Findings by the intelligence community that Russia meddled in the 2016 presidential election to help Donald Trump win were “accurate and on point,” according to an unclassified report and accompanying statement by the Senate Select Committee on Intelligence released Tuesday.
The committee’s findings came after a lengthy review of the “sources, tradecraft and analytic work underpinning” a January 2017 intelligence community assessment.
The FBI’s and CIA’s “analytical disagreement” with the NSA over whether Russia sought to bolster the Trump presidential campaign was “reasonable,” the report also said.
While the FBI and CIA had “high confidence” that Russian President Vladimir Putin aspired to help Trump’s election chances by denigrating opponent Hillary Clinton, the NSA had only “moderate confidence” in that assessment, according to the January 2017 analysis.
The disagreement among agencies “was reasonable, transparent, and openly debated among the agencies and analysts, with analysts, managers and agency heads on both sides of the confidence level articulately justifying their positions,” the Senate intelligence committee’s findings said.
In a statement, Senate Intelligence Committee Chairman Richard Burr, R-N.C, said the panel’s review was ongoing.
“The committee has spent the last 16 months reviewing the sources, tradecraft and analytic work underpinning the intelligence community assessment and sees no reason to dispute the conclusions,” Burr said.
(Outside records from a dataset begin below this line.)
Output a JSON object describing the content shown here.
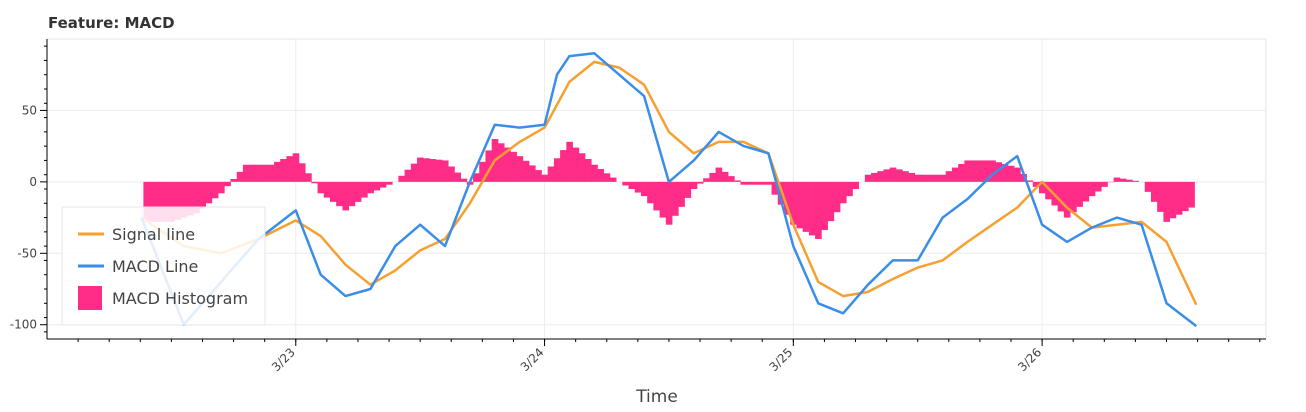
{
  "title": "Feature: MACD",
  "chart_data": {
    "type": "line",
    "xlabel": "Time",
    "ylabel": "",
    "grid": true,
    "legend_position": "bottom-left",
    "x_ticks": [
      "3/23",
      "3/24",
      "3/25",
      "3/26"
    ],
    "x_tick_values": [
      23,
      24,
      25,
      26
    ],
    "xlim": [
      22.0,
      26.9
    ],
    "y_ticks": [
      50,
      0,
      -50,
      -100
    ],
    "ylim": [
      -110,
      100
    ],
    "colors": {
      "signal": "#f5a031",
      "macd": "#3b8ee8",
      "hist": "#ff2d87"
    },
    "signal_line": {
      "name": "Signal line",
      "x": [
        22.38,
        22.55,
        22.7,
        22.85,
        23.0,
        23.1,
        23.2,
        23.3,
        23.4,
        23.5,
        23.6,
        23.7,
        23.8,
        23.9,
        24.0,
        24.1,
        24.2,
        24.3,
        24.4,
        24.5,
        24.6,
        24.7,
        24.8,
        24.9,
        25.0,
        25.1,
        25.2,
        25.3,
        25.4,
        25.5,
        25.6,
        25.7,
        25.8,
        25.9,
        26.0,
        26.1,
        26.2,
        26.3,
        26.4,
        26.5,
        26.62
      ],
      "y": [
        -25,
        -45,
        -50,
        -40,
        -27,
        -38,
        -58,
        -72,
        -62,
        -48,
        -40,
        -15,
        15,
        28,
        38,
        70,
        84,
        80,
        68,
        35,
        20,
        28,
        28,
        20,
        -30,
        -70,
        -80,
        -77,
        -68,
        -60,
        -55,
        -42,
        -30,
        -18,
        0,
        -18,
        -32,
        -30,
        -28,
        -42,
        -86
      ]
    },
    "macd_line": {
      "name": "MACD Line",
      "x": [
        22.38,
        22.55,
        22.7,
        22.85,
        23.0,
        23.1,
        23.2,
        23.3,
        23.4,
        23.5,
        23.6,
        23.7,
        23.8,
        23.9,
        24.0,
        24.05,
        24.1,
        24.2,
        24.3,
        24.4,
        24.5,
        24.6,
        24.7,
        24.8,
        24.9,
        25.0,
        25.1,
        25.2,
        25.3,
        25.4,
        25.5,
        25.6,
        25.7,
        25.8,
        25.9,
        26.0,
        26.1,
        26.2,
        26.3,
        26.4,
        26.5,
        26.62
      ],
      "y": [
        -25,
        -100,
        -70,
        -40,
        -20,
        -65,
        -80,
        -75,
        -45,
        -30,
        -45,
        0,
        40,
        38,
        40,
        75,
        88,
        90,
        75,
        60,
        0,
        15,
        35,
        25,
        20,
        -45,
        -85,
        -92,
        -72,
        -55,
        -55,
        -25,
        -12,
        5,
        18,
        -30,
        -42,
        -32,
        -25,
        -30,
        -85,
        -101
      ]
    },
    "histogram": {
      "name": "MACD Histogram",
      "x": [
        22.4,
        22.5,
        22.6,
        22.7,
        22.8,
        22.9,
        23.0,
        23.1,
        23.2,
        23.3,
        23.4,
        23.5,
        23.6,
        23.7,
        23.8,
        23.9,
        24.0,
        24.1,
        24.2,
        24.3,
        24.4,
        24.5,
        24.6,
        24.7,
        24.8,
        24.9,
        25.0,
        25.1,
        25.2,
        25.3,
        25.4,
        25.5,
        25.6,
        25.7,
        25.8,
        25.9,
        26.0,
        26.1,
        26.2,
        26.3,
        26.4,
        26.5,
        26.6
      ],
      "y": [
        -28,
        -28,
        -22,
        -8,
        12,
        12,
        20,
        -8,
        -20,
        -8,
        0,
        17,
        15,
        -2,
        30,
        18,
        5,
        28,
        12,
        0,
        -10,
        -30,
        -5,
        10,
        -2,
        -2,
        -30,
        -40,
        -15,
        5,
        10,
        5,
        5,
        15,
        15,
        10,
        -8,
        -25,
        -10,
        3,
        0,
        -28,
        -18
      ]
    }
  }
}
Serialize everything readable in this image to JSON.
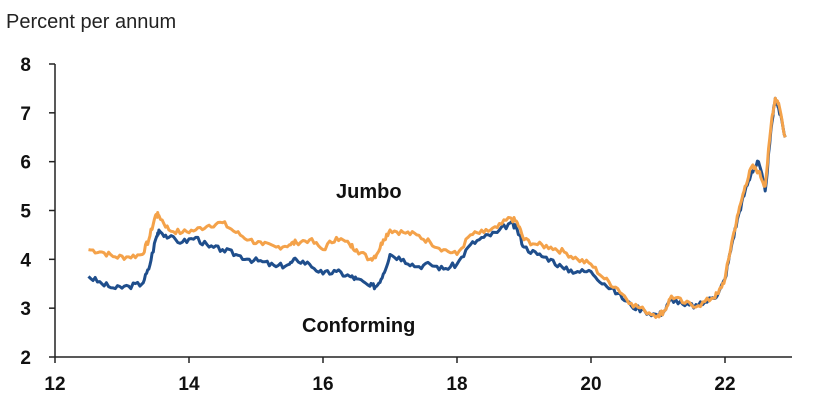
{
  "chart_data": {
    "type": "line",
    "ylabel": "Percent per annum",
    "xlim": [
      12,
      23
    ],
    "ylim": [
      2,
      8
    ],
    "x_ticks": [
      "12",
      "14",
      "16",
      "18",
      "20",
      "22"
    ],
    "y_ticks": [
      "2",
      "3",
      "4",
      "5",
      "6",
      "7",
      "8"
    ],
    "grid": false,
    "colors": {
      "jumbo": "#F4A24A",
      "conforming": "#1F4E8C"
    },
    "annotations": {
      "jumbo": "Jumbo",
      "conforming": "Conforming"
    },
    "series": [
      {
        "key": "conforming",
        "x": [
          12.5,
          12.7,
          12.9,
          13.1,
          13.3,
          13.4,
          13.5,
          13.55,
          13.7,
          13.9,
          14.1,
          14.3,
          14.5,
          14.7,
          14.9,
          15.1,
          15.3,
          15.5,
          15.6,
          15.8,
          16.0,
          16.2,
          16.4,
          16.5,
          16.7,
          16.8,
          16.9,
          17.0,
          17.2,
          17.4,
          17.6,
          17.8,
          18.0,
          18.2,
          18.4,
          18.6,
          18.8,
          18.9,
          19.0,
          19.2,
          19.4,
          19.6,
          19.8,
          20.0,
          20.2,
          20.4,
          20.6,
          20.8,
          21.0,
          21.1,
          21.2,
          21.4,
          21.6,
          21.8,
          21.9,
          22.0,
          22.1,
          22.2,
          22.3,
          22.4,
          22.5,
          22.6,
          22.7,
          22.75,
          22.8,
          22.9
        ],
        "y": [
          3.65,
          3.5,
          3.4,
          3.45,
          3.5,
          3.8,
          4.4,
          4.6,
          4.45,
          4.35,
          4.45,
          4.25,
          4.2,
          4.1,
          4.0,
          3.95,
          3.85,
          3.9,
          4.0,
          3.9,
          3.7,
          3.75,
          3.65,
          3.6,
          3.45,
          3.45,
          3.7,
          4.1,
          4.0,
          3.85,
          3.9,
          3.8,
          3.9,
          4.3,
          4.45,
          4.55,
          4.75,
          4.6,
          4.25,
          4.1,
          4.0,
          3.8,
          3.75,
          3.75,
          3.5,
          3.3,
          3.05,
          2.95,
          2.85,
          2.95,
          3.2,
          3.05,
          3.05,
          3.2,
          3.3,
          3.6,
          4.3,
          4.9,
          5.4,
          5.8,
          6.0,
          5.4,
          6.8,
          7.3,
          7.1,
          6.5
        ]
      },
      {
        "key": "jumbo",
        "x": [
          12.5,
          12.7,
          12.9,
          13.1,
          13.3,
          13.4,
          13.5,
          13.55,
          13.7,
          13.9,
          14.1,
          14.3,
          14.5,
          14.7,
          14.9,
          15.1,
          15.3,
          15.5,
          15.6,
          15.8,
          16.0,
          16.2,
          16.4,
          16.5,
          16.7,
          16.8,
          16.9,
          17.0,
          17.2,
          17.4,
          17.6,
          17.8,
          18.0,
          18.2,
          18.4,
          18.6,
          18.8,
          18.9,
          19.0,
          19.2,
          19.4,
          19.6,
          19.8,
          20.0,
          20.2,
          20.4,
          20.6,
          20.8,
          21.0,
          21.1,
          21.2,
          21.4,
          21.6,
          21.8,
          21.9,
          22.0,
          22.1,
          22.2,
          22.3,
          22.4,
          22.5,
          22.6,
          22.7,
          22.75,
          22.8,
          22.9
        ],
        "y": [
          4.2,
          4.15,
          4.05,
          4.05,
          4.1,
          4.4,
          4.9,
          4.9,
          4.6,
          4.55,
          4.6,
          4.7,
          4.75,
          4.55,
          4.4,
          4.3,
          4.25,
          4.3,
          4.35,
          4.4,
          4.2,
          4.45,
          4.3,
          4.2,
          4.0,
          4.1,
          4.4,
          4.6,
          4.55,
          4.5,
          4.35,
          4.2,
          4.1,
          4.5,
          4.55,
          4.65,
          4.85,
          4.75,
          4.4,
          4.3,
          4.25,
          4.15,
          4.0,
          3.9,
          3.6,
          3.4,
          3.1,
          2.95,
          2.85,
          2.95,
          3.25,
          3.1,
          3.05,
          3.2,
          3.3,
          3.6,
          4.35,
          4.95,
          5.5,
          5.9,
          5.8,
          5.5,
          6.9,
          7.3,
          7.2,
          6.5
        ]
      }
    ]
  }
}
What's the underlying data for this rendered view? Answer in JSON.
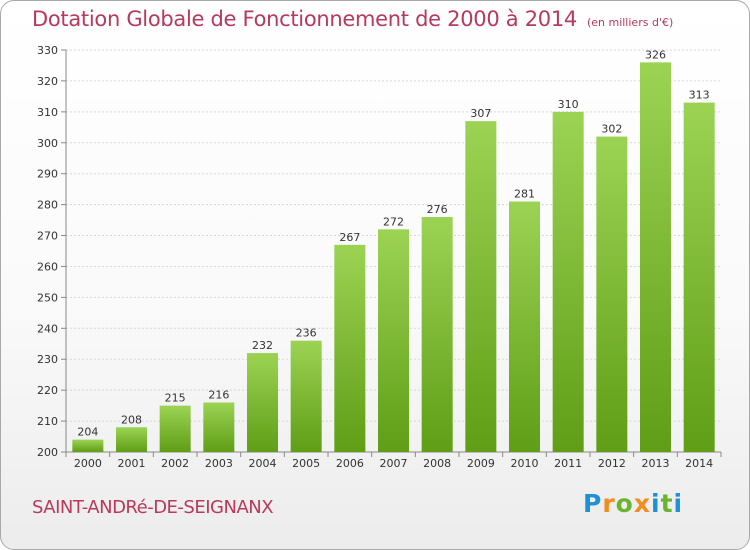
{
  "header": {
    "title": "Dotation Globale de Fonctionnement de 2000 à 2014",
    "unit": "(en milliers d'€)"
  },
  "footer": {
    "commune": "SAINT-ANDRé-DE-SEIGNANX",
    "logo_letters": [
      "P",
      "r",
      "o",
      "x",
      "i",
      "t",
      "i"
    ],
    "logo_colors": [
      "#1e90d6",
      "#f28c1e",
      "#6bb52e",
      "#f28c1e",
      "#1e90d6",
      "#6bb52e",
      "#1e90d6"
    ]
  },
  "colors": {
    "bar_top": "#9cd354",
    "bar_bottom": "#5f9e16",
    "title": "#b8395b",
    "grid": "#d8d8d8"
  },
  "chart_data": {
    "type": "bar",
    "title": "Dotation Globale de Fonctionnement de 2000 à 2014",
    "subtitle": "(en milliers d'€)",
    "xlabel": "",
    "ylabel": "",
    "categories": [
      "2000",
      "2001",
      "2002",
      "2003",
      "2004",
      "2005",
      "2006",
      "2007",
      "2008",
      "2009",
      "2010",
      "2011",
      "2012",
      "2013",
      "2014"
    ],
    "values": [
      204,
      208,
      215,
      216,
      232,
      236,
      267,
      272,
      276,
      307,
      281,
      310,
      302,
      326,
      313
    ],
    "ylim": [
      200,
      330
    ],
    "yticks": [
      200,
      210,
      220,
      230,
      240,
      250,
      260,
      270,
      280,
      290,
      300,
      310,
      320,
      330
    ],
    "grid": true,
    "data_labels": true
  }
}
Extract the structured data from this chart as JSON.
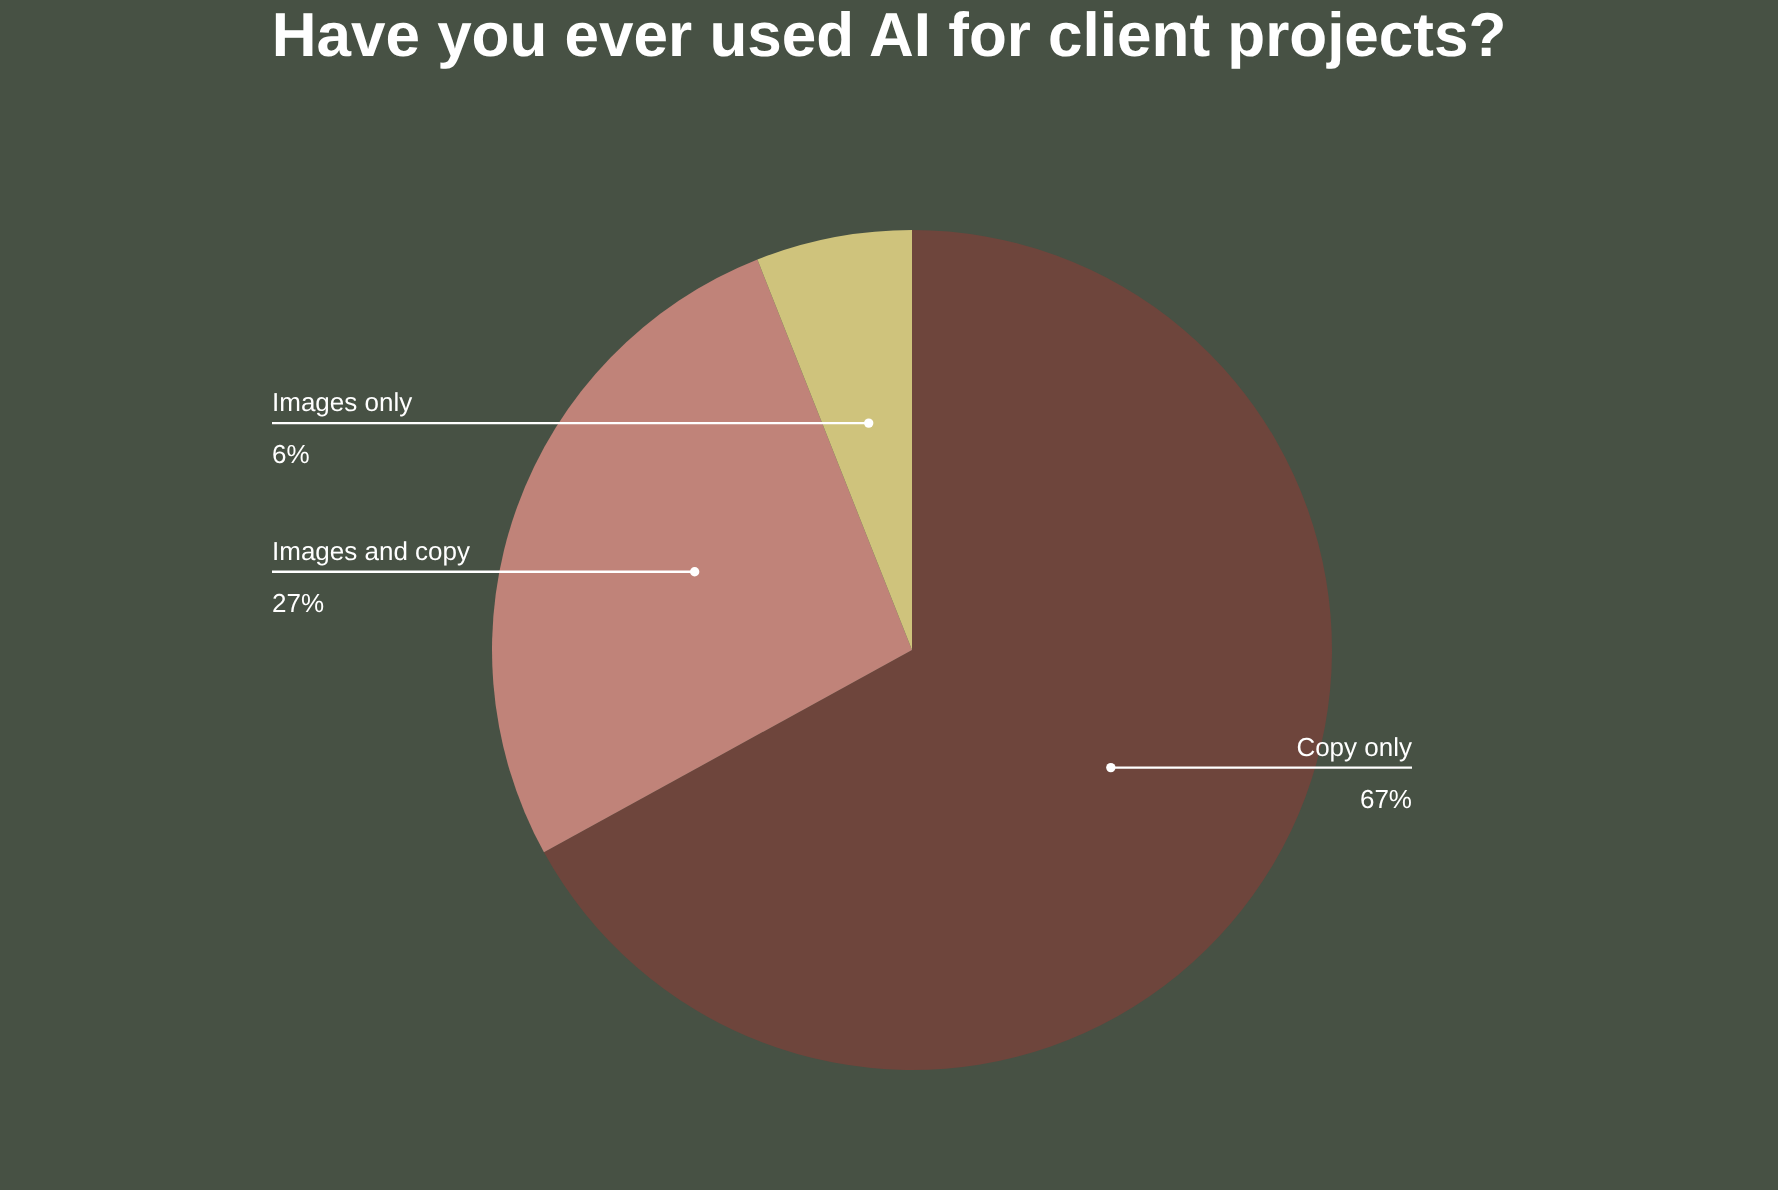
{
  "chart_data": {
    "type": "pie",
    "title": "Have you ever used AI for client projects?",
    "categories": [
      "Copy only",
      "Images and copy",
      "Images only"
    ],
    "values": [
      67,
      27,
      6
    ],
    "colors": [
      "#6e453c",
      "#c08379",
      "#cfc37c"
    ],
    "value_labels": [
      "67%",
      "27%",
      "6%"
    ],
    "legend": false
  }
}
“The committee continues its investigation, and I am hopeful that this installment of the committee’s work will soon be followed by additional summaries providing the American people with clarity around Russia’s activities regarding U.S. elections.”
Whether Russian authorities sought to meddle in the 2016 election to help Trump prevail has been a key point of contention between House and Senate intelligence committees.